More signal, less noise: How PredictHQ’s ranking works
Our ranking systems are world-firsts – here’s the role they play and how they work
When we first started building software to make sense of millions of real-world events so we could predict catalysts of demand, people thought we were crazy.
Event data is notoriously messy. There were few reliable sources and most cover only one or two categories. This meant we would have to aggregate a huge quantity of data from hundreds of sources to get the depth and diversity required to verify events. And then we would have to create smart systems to cleanse and enrich each event to create reliable intelligence for demand forecasting.
Once we were successful in creating forecast grade data, how on earth would someone know which of the thousands of events each week to focus on? We didn’t want to hit people with a firehose of data, but instead ready-to-action demand intelligence to inform and improved their planning immediately.

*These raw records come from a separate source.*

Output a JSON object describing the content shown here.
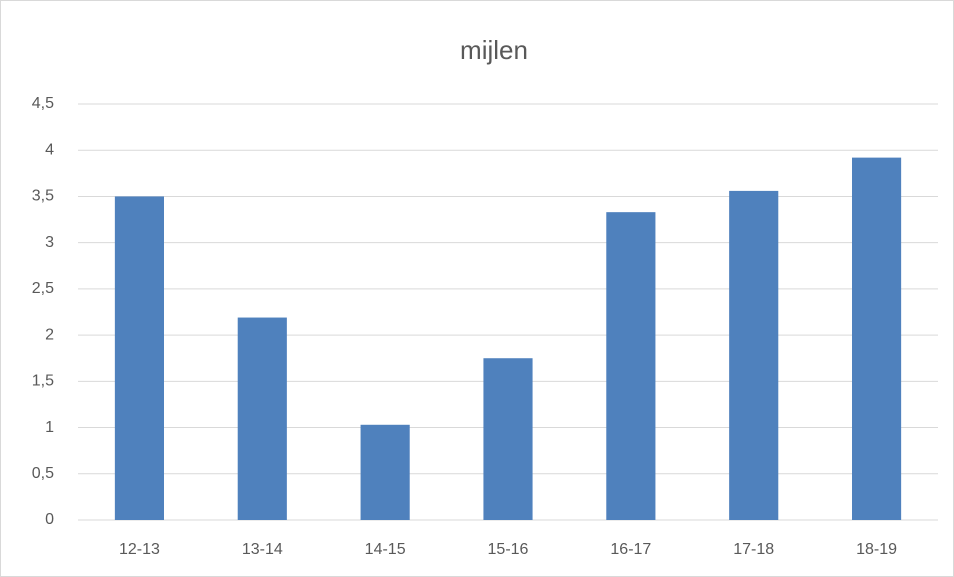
{
  "chart_data": {
    "type": "bar",
    "title": "mijlen",
    "categories": [
      "12-13",
      "13-14",
      "14-15",
      "15-16",
      "16-17",
      "17-18",
      "18-19"
    ],
    "values": [
      3.5,
      2.19,
      1.03,
      1.75,
      3.33,
      3.56,
      3.92
    ],
    "color": "#4f81bd",
    "ylim": [
      0,
      4.5
    ],
    "yticks": [
      0,
      {
        "value": 0.5,
        "label": "0,5"
      },
      1,
      {
        "value": 1.5,
        "label": "1,5"
      },
      2,
      {
        "value": 2.5,
        "label": "2,5"
      },
      3,
      {
        "value": 3.5,
        "label": "3,5"
      },
      4,
      {
        "value": 4.5,
        "label": "4,5"
      }
    ],
    "grid": true
  }
}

We realized swiftly it was critical to our PredictHQ vision to create a way to reliably rank events by predicted impact. But this had never been done before. It had never even been possible before because it requires our high quality data to build the machine learning models.
We have launched our first two ranking systems, with our first industry specific system – Aviation Rank™ – launching soon. We have detailed guides for our customers on our ranking systems, but we get a lot of questions about them, so here’s our introduction to how they work.
The TL;DR version:
PredictHQ assigns every event a numeric value on a logarithmic scale between 0 to 100.

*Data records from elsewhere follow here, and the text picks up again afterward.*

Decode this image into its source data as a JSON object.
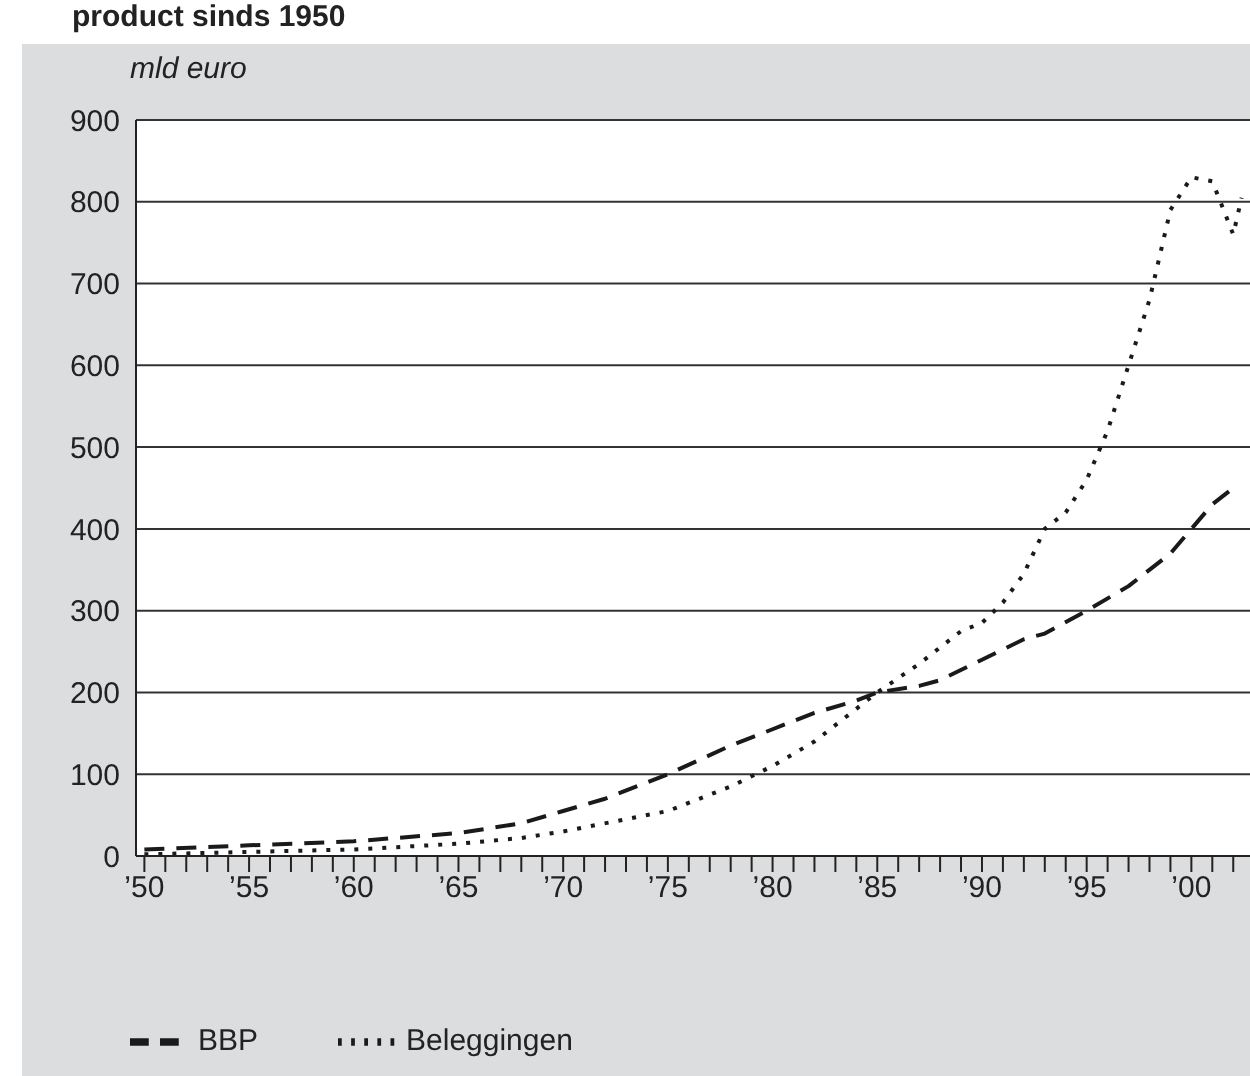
{
  "chart_data": {
    "type": "line",
    "title": "product sinds 1950",
    "ylabel": "mld euro",
    "xlim": [
      1949.6,
      2002.8
    ],
    "ylim": [
      0,
      900
    ],
    "yticks": [
      0,
      100,
      200,
      300,
      400,
      500,
      600,
      700,
      800,
      900
    ],
    "xticks": [
      {
        "value": 1950,
        "label": "’50"
      },
      {
        "value": 1951,
        "label": null
      },
      {
        "value": 1952,
        "label": null
      },
      {
        "value": 1953,
        "label": null
      },
      {
        "value": 1954,
        "label": null
      },
      {
        "value": 1955,
        "label": "’55"
      },
      {
        "value": 1956,
        "label": null
      },
      {
        "value": 1957,
        "label": null
      },
      {
        "value": 1958,
        "label": null
      },
      {
        "value": 1959,
        "label": null
      },
      {
        "value": 1960,
        "label": "’60"
      },
      {
        "value": 1961,
        "label": null
      },
      {
        "value": 1962,
        "label": null
      },
      {
        "value": 1963,
        "label": null
      },
      {
        "value": 1964,
        "label": null
      },
      {
        "value": 1965,
        "label": "’65"
      },
      {
        "value": 1966,
        "label": null
      },
      {
        "value": 1967,
        "label": null
      },
      {
        "value": 1968,
        "label": null
      },
      {
        "value": 1969,
        "label": null
      },
      {
        "value": 1970,
        "label": "’70"
      },
      {
        "value": 1971,
        "label": null
      },
      {
        "value": 1972,
        "label": null
      },
      {
        "value": 1973,
        "label": null
      },
      {
        "value": 1974,
        "label": null
      },
      {
        "value": 1975,
        "label": "’75"
      },
      {
        "value": 1976,
        "label": null
      },
      {
        "value": 1977,
        "label": null
      },
      {
        "value": 1978,
        "label": null
      },
      {
        "value": 1979,
        "label": null
      },
      {
        "value": 1980,
        "label": "’80"
      },
      {
        "value": 1981,
        "label": null
      },
      {
        "value": 1982,
        "label": null
      },
      {
        "value": 1983,
        "label": null
      },
      {
        "value": 1984,
        "label": null
      },
      {
        "value": 1985,
        "label": "’85"
      },
      {
        "value": 1986,
        "label": null
      },
      {
        "value": 1987,
        "label": null
      },
      {
        "value": 1988,
        "label": null
      },
      {
        "value": 1989,
        "label": null
      },
      {
        "value": 1990,
        "label": "’90"
      },
      {
        "value": 1991,
        "label": null
      },
      {
        "value": 1992,
        "label": null
      },
      {
        "value": 1993,
        "label": null
      },
      {
        "value": 1994,
        "label": null
      },
      {
        "value": 1995,
        "label": "’95"
      },
      {
        "value": 1996,
        "label": null
      },
      {
        "value": 1997,
        "label": null
      },
      {
        "value": 1998,
        "label": null
      },
      {
        "value": 1999,
        "label": null
      },
      {
        "value": 2000,
        "label": "’00"
      },
      {
        "value": 2001,
        "label": null
      },
      {
        "value": 2002,
        "label": null
      }
    ],
    "grid": "y",
    "legend": "bottom left",
    "marker": "none",
    "series": [
      {
        "name": "Beleggingen",
        "color": "#1a1a1a",
        "line_style": "dotted",
        "x": [
          1950,
          1955,
          1960,
          1965,
          1968,
          1970,
          1973,
          1975,
          1978,
          1980,
          1982,
          1984,
          1985,
          1987,
          1989,
          1990,
          1991,
          1992,
          1993,
          1994,
          1995,
          1996,
          1997,
          1998,
          1999,
          2000,
          2001,
          2002,
          2002.4
        ],
        "values": [
          2,
          5,
          8,
          15,
          22,
          30,
          45,
          55,
          85,
          110,
          140,
          180,
          200,
          235,
          275,
          285,
          310,
          345,
          400,
          420,
          460,
          520,
          600,
          680,
          790,
          830,
          825,
          760,
          805
        ]
      },
      {
        "name": "BBP",
        "color": "#1a1a1a",
        "line_style": "dashed",
        "x": [
          1950,
          1955,
          1960,
          1965,
          1968,
          1970,
          1972,
          1975,
          1978,
          1980,
          1982,
          1984,
          1985,
          1987,
          1988,
          1990,
          1992,
          1993,
          1995,
          1997,
          1999,
          2000,
          2001,
          2002
        ],
        "values": [
          8,
          13,
          18,
          28,
          40,
          55,
          70,
          100,
          135,
          155,
          175,
          190,
          200,
          208,
          215,
          240,
          265,
          272,
          300,
          330,
          370,
          400,
          430,
          450
        ]
      }
    ]
  }
}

These numeric values communicate predicted impact. More than 20,000 events each month are ranked 70 or above.
There are two ranking systems available to all API users: PredictHQ Rank™ and Local Rank™
Accurate ranking is complex but essential for scalable demand intelligence and forecasting.

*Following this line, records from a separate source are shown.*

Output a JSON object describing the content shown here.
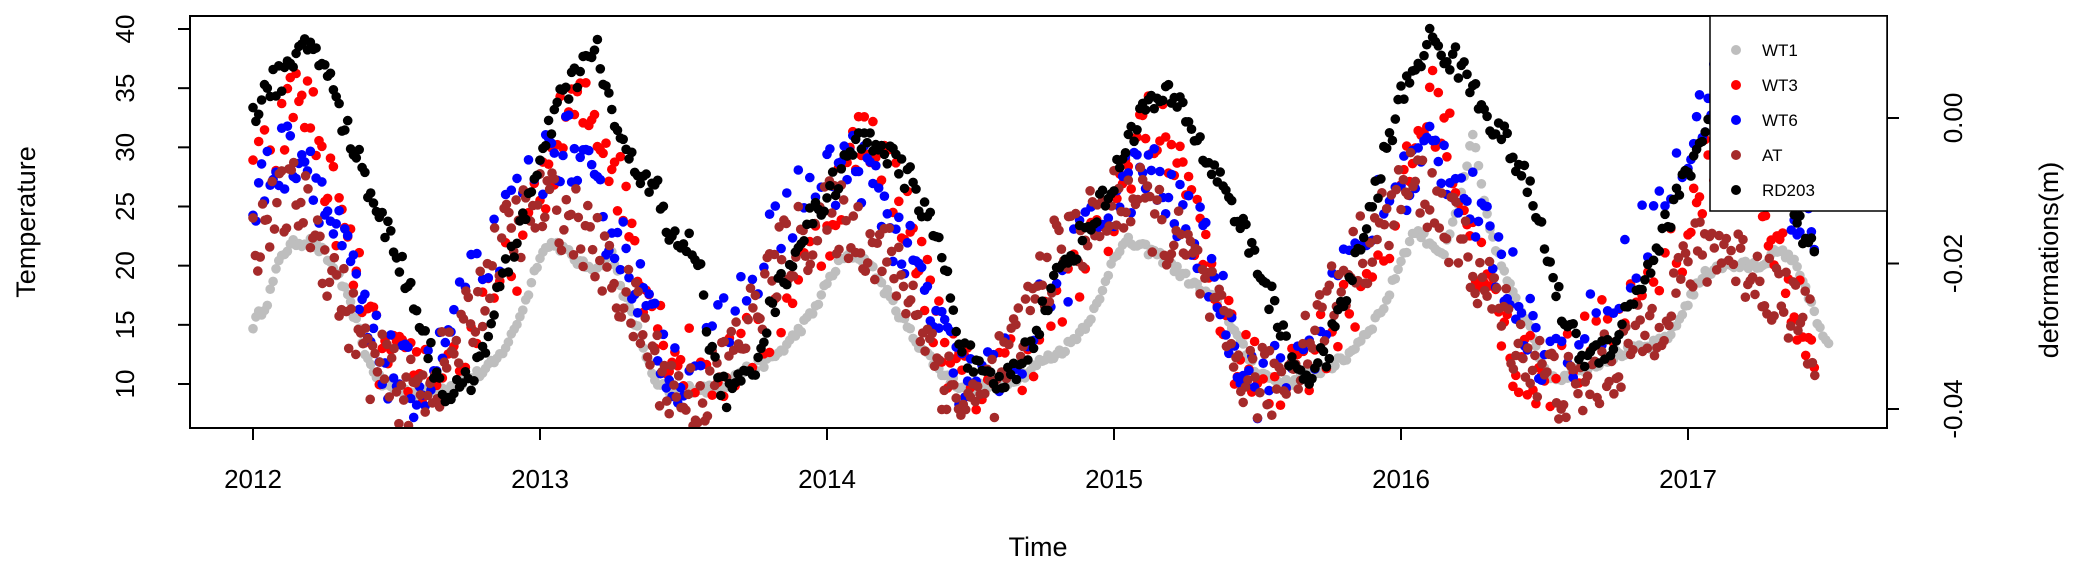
{
  "chart_data": {
    "type": "scatter",
    "title": "",
    "xlabel": "Time",
    "ylabel": "Temperature",
    "y2label": "deformations(m)",
    "xlim": [
      2012,
      2017.5
    ],
    "ylim": [
      7,
      40
    ],
    "y2lim": [
      -0.042,
      0.01
    ],
    "x_ticks": [
      2012,
      2013,
      2014,
      2015,
      2016,
      2017
    ],
    "x_tick_labels": [
      "2012",
      "2013",
      "2014",
      "2015",
      "2016",
      "2017"
    ],
    "y_ticks": [
      10,
      15,
      20,
      25,
      30,
      35,
      40
    ],
    "y_tick_labels": [
      "10",
      "15",
      "20",
      "25",
      "30",
      "35",
      "40"
    ],
    "y2_ticks": [
      -0.04,
      -0.02,
      0.0
    ],
    "y2_tick_labels": [
      "-0.04",
      "-0.02",
      "0.00"
    ],
    "legend_position": "top-right",
    "grid": false,
    "series": [
      {
        "name": "WT1",
        "color": "#bebebe",
        "x": [
          2012.0,
          2012.05,
          2012.1,
          2012.15,
          2012.2,
          2012.25,
          2012.3,
          2012.35,
          2012.4,
          2012.45,
          2012.5,
          2012.55,
          2012.6,
          2012.65,
          2012.7,
          2012.75,
          2012.8,
          2012.85,
          2012.9,
          2012.95,
          2013.0,
          2013.05,
          2013.1,
          2013.15,
          2013.2,
          2013.25,
          2013.3,
          2013.35,
          2013.4,
          2013.45,
          2013.5,
          2013.55,
          2013.6,
          2013.65,
          2013.7,
          2013.75,
          2013.8,
          2013.85,
          2013.9,
          2013.95,
          2014.0,
          2014.05,
          2014.1,
          2014.15,
          2014.2,
          2014.25,
          2014.3,
          2014.35,
          2014.4,
          2014.45,
          2014.5,
          2014.55,
          2014.6,
          2014.65,
          2014.7,
          2014.75,
          2014.8,
          2014.85,
          2014.9,
          2014.95,
          2015.0,
          2015.05,
          2015.1,
          2015.15,
          2015.2,
          2015.25,
          2015.3,
          2015.35,
          2015.4,
          2015.45,
          2015.5,
          2015.55,
          2015.6,
          2015.65,
          2015.7,
          2015.75,
          2015.8,
          2015.85,
          2015.9,
          2015.95,
          2016.0,
          2016.05,
          2016.1,
          2016.15,
          2016.2,
          2016.25,
          2016.3,
          2016.35,
          2016.4,
          2016.45,
          2016.5,
          2016.55,
          2016.6,
          2016.65,
          2016.7,
          2016.75,
          2016.8,
          2016.85,
          2016.9,
          2016.95,
          2017.0,
          2017.05,
          2017.1,
          2017.15,
          2017.2,
          2017.25,
          2017.3,
          2017.35,
          2017.4,
          2017.45,
          2017.5
        ],
        "y": [
          15,
          17,
          21,
          22,
          22,
          21,
          19,
          16,
          12,
          10,
          9.5,
          9.3,
          9.2,
          9.5,
          10,
          10.5,
          11,
          12,
          14,
          17,
          21,
          22,
          21,
          20,
          20,
          21,
          17,
          14,
          10,
          9.5,
          9.5,
          9.7,
          9.5,
          10,
          11,
          11.5,
          12,
          13,
          14.5,
          16,
          18.5,
          20.5,
          21,
          20,
          18,
          16,
          14,
          12.5,
          11,
          10,
          9.8,
          9.7,
          10,
          10.5,
          11,
          12,
          12.5,
          13.5,
          15,
          17,
          21,
          22,
          21.5,
          21,
          20,
          19,
          18,
          17,
          15.5,
          13,
          11,
          10.5,
          10,
          10.5,
          11,
          11.5,
          12,
          13.5,
          15,
          17,
          20.5,
          23,
          22,
          21,
          25,
          31,
          24,
          20,
          17,
          15,
          11,
          10.5,
          11,
          11.5,
          12,
          12.5,
          12.8,
          13,
          13.5,
          14.5,
          17,
          19,
          20,
          20,
          20,
          20,
          21,
          21,
          19,
          15,
          13
        ]
      },
      {
        "name": "WT3",
        "color": "#ff0000",
        "x": [
          2012.0,
          2012.1,
          2012.15,
          2012.2,
          2012.25,
          2012.3,
          2012.35,
          2012.4,
          2012.45,
          2012.5,
          2012.55,
          2012.6,
          2012.7,
          2012.8,
          2012.9,
          2013.0,
          2013.05,
          2013.1,
          2013.15,
          2013.2,
          2013.25,
          2013.3,
          2013.35,
          2013.4,
          2013.45,
          2013.5,
          2013.6,
          2013.7,
          2013.8,
          2013.9,
          2014.0,
          2014.05,
          2014.1,
          2014.15,
          2014.2,
          2014.25,
          2014.3,
          2014.35,
          2014.4,
          2014.45,
          2014.5,
          2014.6,
          2014.7,
          2014.8,
          2014.9,
          2015.0,
          2015.05,
          2015.1,
          2015.15,
          2015.2,
          2015.25,
          2015.3,
          2015.35,
          2015.4,
          2015.45,
          2015.5,
          2015.6,
          2015.7,
          2015.8,
          2015.9,
          2016.0,
          2016.05,
          2016.1,
          2016.15,
          2016.2,
          2016.25,
          2016.3,
          2016.35,
          2016.4,
          2016.45,
          2016.5,
          2016.6,
          2016.7,
          2016.8,
          2016.9,
          2017.0,
          2017.05,
          2017.1,
          2017.15,
          2017.2,
          2017.25,
          2017.3,
          2017.35,
          2017.4,
          2017.45
        ],
        "y": [
          27,
          31,
          35,
          33,
          28,
          24,
          20,
          15,
          12,
          11,
          12,
          11,
          12,
          15,
          20,
          25,
          30,
          33,
          33,
          32,
          29,
          25,
          20,
          16,
          13,
          12,
          11,
          12,
          15,
          19,
          23,
          27,
          30,
          31,
          29,
          26,
          22,
          18,
          14,
          11,
          10,
          11,
          13,
          16,
          20,
          24,
          29,
          32,
          31,
          30,
          27,
          22,
          18,
          14,
          11,
          11,
          11,
          13,
          16,
          20,
          25,
          30,
          34,
          32,
          27,
          22,
          18,
          15,
          12,
          11,
          11,
          12,
          14,
          17,
          20,
          23,
          27,
          31,
          32,
          29,
          25,
          22,
          19,
          15,
          12
        ]
      },
      {
        "name": "WT6",
        "color": "#0000ff",
        "x": [
          2012.0,
          2012.05,
          2012.1,
          2012.15,
          2012.2,
          2012.25,
          2012.3,
          2012.35,
          2012.4,
          2012.45,
          2012.5,
          2012.55,
          2012.6,
          2012.65,
          2012.7,
          2012.8,
          2012.9,
          2013.0,
          2013.05,
          2013.1,
          2013.15,
          2013.2,
          2013.25,
          2013.3,
          2013.35,
          2013.4,
          2013.45,
          2013.5,
          2013.6,
          2013.7,
          2013.8,
          2013.9,
          2014.0,
          2014.05,
          2014.1,
          2014.15,
          2014.2,
          2014.25,
          2014.3,
          2014.35,
          2014.4,
          2014.45,
          2014.5,
          2014.6,
          2014.7,
          2014.8,
          2014.9,
          2015.0,
          2015.05,
          2015.1,
          2015.15,
          2015.2,
          2015.25,
          2015.3,
          2015.35,
          2015.4,
          2015.45,
          2015.5,
          2015.6,
          2015.7,
          2015.8,
          2015.9,
          2016.0,
          2016.05,
          2016.1,
          2016.15,
          2016.2,
          2016.25,
          2016.3,
          2016.35,
          2016.4,
          2016.45,
          2016.5,
          2016.6,
          2016.7,
          2016.8,
          2016.9,
          2017.0,
          2017.05,
          2017.1,
          2017.15,
          2017.2,
          2017.25,
          2017.3,
          2017.35,
          2017.4,
          2017.45
        ],
        "y": [
          24,
          28,
          29,
          30,
          29,
          25,
          22,
          19,
          14,
          12,
          11,
          10,
          10,
          12,
          15,
          20,
          24,
          28,
          30,
          30,
          28,
          25,
          23,
          21,
          18,
          14,
          12,
          11,
          13,
          17,
          22,
          26,
          27,
          28,
          29,
          27,
          25,
          22,
          20,
          17,
          14,
          11,
          10,
          11,
          14,
          18,
          22,
          26,
          27,
          28,
          27,
          25,
          24,
          22,
          19,
          15,
          12,
          10,
          11,
          14,
          19,
          24,
          27,
          28,
          30,
          29,
          27,
          25,
          22,
          20,
          18,
          15,
          12,
          13,
          16,
          21,
          25,
          29,
          33,
          35,
          34,
          32,
          30,
          28,
          26,
          24,
          22
        ]
      },
      {
        "name": "AT",
        "color": "#a52a2a",
        "x": [
          2012.0,
          2012.05,
          2012.1,
          2012.15,
          2012.2,
          2012.25,
          2012.3,
          2012.35,
          2012.4,
          2012.45,
          2012.5,
          2012.55,
          2012.6,
          2012.65,
          2012.7,
          2012.75,
          2012.8,
          2012.85,
          2012.9,
          2012.95,
          2013.0,
          2013.05,
          2013.1,
          2013.15,
          2013.2,
          2013.25,
          2013.3,
          2013.35,
          2013.4,
          2013.45,
          2013.5,
          2013.55,
          2013.6,
          2013.65,
          2013.7,
          2013.75,
          2013.8,
          2013.85,
          2013.9,
          2013.95,
          2014.0,
          2014.05,
          2014.1,
          2014.15,
          2014.2,
          2014.25,
          2014.3,
          2014.35,
          2014.4,
          2014.45,
          2014.5,
          2014.55,
          2014.6,
          2014.65,
          2014.7,
          2014.75,
          2014.8,
          2014.85,
          2014.9,
          2014.95,
          2015.0,
          2015.05,
          2015.1,
          2015.15,
          2015.2,
          2015.25,
          2015.3,
          2015.35,
          2015.4,
          2015.45,
          2015.5,
          2015.55,
          2015.6,
          2015.65,
          2015.7,
          2015.75,
          2015.8,
          2015.85,
          2015.9,
          2015.95,
          2016.0,
          2016.05,
          2016.1,
          2016.15,
          2016.2,
          2016.25,
          2016.3,
          2016.35,
          2016.4,
          2016.45,
          2016.5,
          2016.55,
          2016.6,
          2016.65,
          2016.7,
          2016.75,
          2016.8,
          2016.85,
          2016.9,
          2016.95,
          2017.0,
          2017.05,
          2017.1,
          2017.15,
          2017.2,
          2017.25,
          2017.3,
          2017.35,
          2017.4,
          2017.45
        ],
        "y": [
          22,
          24,
          25,
          26,
          24,
          21,
          18,
          15,
          12,
          11,
          10,
          9,
          10,
          11,
          13,
          15,
          18,
          21,
          23,
          24,
          25,
          25,
          24,
          23,
          21,
          19,
          17,
          15,
          12,
          10,
          9,
          9,
          10,
          12,
          14,
          16,
          19,
          21,
          22,
          23,
          24,
          24,
          23,
          22,
          21,
          19,
          17,
          14,
          11,
          9,
          8,
          9,
          11,
          13,
          16,
          19,
          21,
          22,
          23,
          24,
          25,
          26,
          25,
          24,
          22,
          21,
          19,
          16,
          13,
          11,
          10,
          10,
          11,
          13,
          15,
          17,
          19,
          21,
          22,
          24,
          26,
          27,
          26,
          24,
          22,
          20,
          18,
          16,
          14,
          12,
          11,
          10,
          9,
          10,
          11,
          12,
          13,
          14,
          16,
          18,
          20,
          21,
          22,
          21,
          20,
          19,
          18,
          17,
          15,
          13
        ]
      },
      {
        "name": "RD203",
        "color": "#000000",
        "x": [
          2012.0,
          2012.05,
          2012.1,
          2012.15,
          2012.2,
          2012.25,
          2012.3,
          2012.35,
          2012.4,
          2012.45,
          2012.5,
          2012.55,
          2012.6,
          2012.65,
          2012.7,
          2012.75,
          2012.8,
          2012.85,
          2012.9,
          2012.95,
          2013.0,
          2013.05,
          2013.1,
          2013.15,
          2013.2,
          2013.25,
          2013.3,
          2013.35,
          2013.4,
          2013.45,
          2013.5,
          2013.55,
          2013.6,
          2013.65,
          2013.7,
          2013.75,
          2013.8,
          2013.85,
          2013.9,
          2013.95,
          2014.0,
          2014.05,
          2014.1,
          2014.15,
          2014.2,
          2014.25,
          2014.3,
          2014.35,
          2014.4,
          2014.45,
          2014.5,
          2014.55,
          2014.6,
          2014.65,
          2014.7,
          2014.75,
          2014.8,
          2014.85,
          2014.9,
          2014.95,
          2015.0,
          2015.05,
          2015.1,
          2015.15,
          2015.2,
          2015.25,
          2015.3,
          2015.35,
          2015.4,
          2015.45,
          2015.5,
          2015.55,
          2015.6,
          2015.65,
          2015.7,
          2015.75,
          2015.8,
          2015.85,
          2015.9,
          2015.95,
          2016.0,
          2016.05,
          2016.1,
          2016.15,
          2016.2,
          2016.25,
          2016.3,
          2016.35,
          2016.4,
          2016.45,
          2016.5,
          2016.55,
          2016.6,
          2016.65,
          2016.7,
          2016.75,
          2016.8,
          2016.85,
          2016.9,
          2016.95,
          2017.0,
          2017.05,
          2017.1,
          2017.15,
          2017.2,
          2017.25,
          2017.3,
          2017.35,
          2017.4,
          2017.45
        ],
        "y": [
          33,
          35,
          36,
          37,
          39,
          37,
          33,
          30,
          27,
          24,
          21,
          18,
          14,
          10,
          9,
          10,
          13,
          17,
          21,
          25,
          28,
          33,
          35,
          37,
          38,
          33,
          29,
          28,
          27,
          22,
          22,
          21,
          12,
          9,
          10,
          12,
          16,
          19,
          22,
          24,
          26,
          28,
          30,
          31,
          30,
          28,
          27,
          24,
          21,
          15,
          12,
          10,
          10,
          11,
          13,
          16,
          19,
          21,
          23,
          25,
          27,
          31,
          33,
          34,
          34,
          33,
          30,
          28,
          26,
          23,
          20,
          17,
          13,
          11,
          11,
          13,
          17,
          21,
          25,
          30,
          34,
          37,
          39,
          38,
          37,
          35,
          33,
          31,
          29,
          26,
          22,
          17,
          14,
          12,
          13,
          14,
          17,
          19,
          22,
          25,
          28,
          31,
          33,
          35,
          36,
          32,
          30,
          27,
          23,
          20
        ]
      }
    ]
  }
}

The highest ranked events have the biggest per-event impact, but clusters of lower ranked events occurring close together can have major impact. We call these perfect storms of demand. These can not be identified without PredictHQ’s ranking.
How PredictHQ Rank™ works
We launched our first rank, the PredictHQ Rank™ in 2016. PredictHQ Rank™ was designed to be a quick, scalable and reliable indicator of how significant an event will be for demand forecasting teams.
It is a general rank of event impact that draws on a wide range of factors beyond the obvious ones such as venue and location. Models built based purely on venue and location will inaccurately predict impact because not every event sells out. For example, a large sports field will be used for major games and concerts, but will also be used for far smaller crowds drawn to community fun runs or smaller acts and leagues.
PredictHQ’s ranking draws on a broad and deep set of additional factors including our proprietary entities, customized labels and unique repositories of historical data. We then process this with our custom-built machine-learning models.
To arrive at reliable event rankings, we have created six algorithms to power different ranking protocols for different event categories. Our categories span conferences to concerts to public holidays to natural disasters, all requiring different ways of gauging their impact.
How Local Rank™ works
Local Rank™ takes the general rank’s foundation and adds additional intelligence layers to identify the impact of an event on a specific location.
Local Rank™ matters because an event of 5000 people in New York City or Tokyo is barely a blip, but it’s a major demand distortion in places such as Aspen or Bora Bora. It’s used a lot by our customers because it can identify the difference between an event in different parts of the same city or location. It enables teams to identify local high impact events which may appear insignificant on a global stage.
Local Rank™ is not just the PredictHQ Rank™ factored by the population total of the location. It draws on its own unique algorithms combining a wide range of data about locations such as how built up an area is and its accessibility, as well as many others.
Opportunities hiding in plain sight and perfect storms
Both ranks are essential tools in your demand intelligence tool kit. For companies that have operations in multiple countries, picking up the signal of an event on the other side of the world is going to send accommodation, transport or retail demand through the roof is near impossible.
Both ranking systems—but particularly Local Rank™— are powerful tools to identify potential perfect storms of demand. A perfect storm of demand is when multiple events, large or small, occur near each other around the same time, say over a week or weekend. They also rarely repeat each year, as many recurring events change locations and timing each year. These clusters are frequent but fiendishly hard to see coming without the right technology. We wrote a guide about how to forecast and make the most of these recently.
What’s next for PredictHQ’s ranking
Our ranking systems are used by global companies across aviation, accommodation, transport, retail and many more industries. But each industry treats the insights from ranking in slightly different ways based on their business.
We work closely with our customers and have learned a lot watching how they integrate the PredictHQ API into production and their demand forecasting. And that’s why we’re so excited to be launching our first industry specific rank shortly.
Aviation Rank™ will gauge the impact of an event on air travel. It’s possible through access to unique historical data and extensive data science experimentation by our Chief Data Officer Dr Xuxu Wang and team. Aviation Rank will inform provide targeted demand intelligence for airlines.
This is significant because many major impact events for airlines are smaller than people realize. For example, a large professional conference may not be plucked out of the month’s event line up by demand forecasting teams because it has only 25,000 attendees, but our data indicates it is a significant catalyst for tens of millions in additional flight bookings.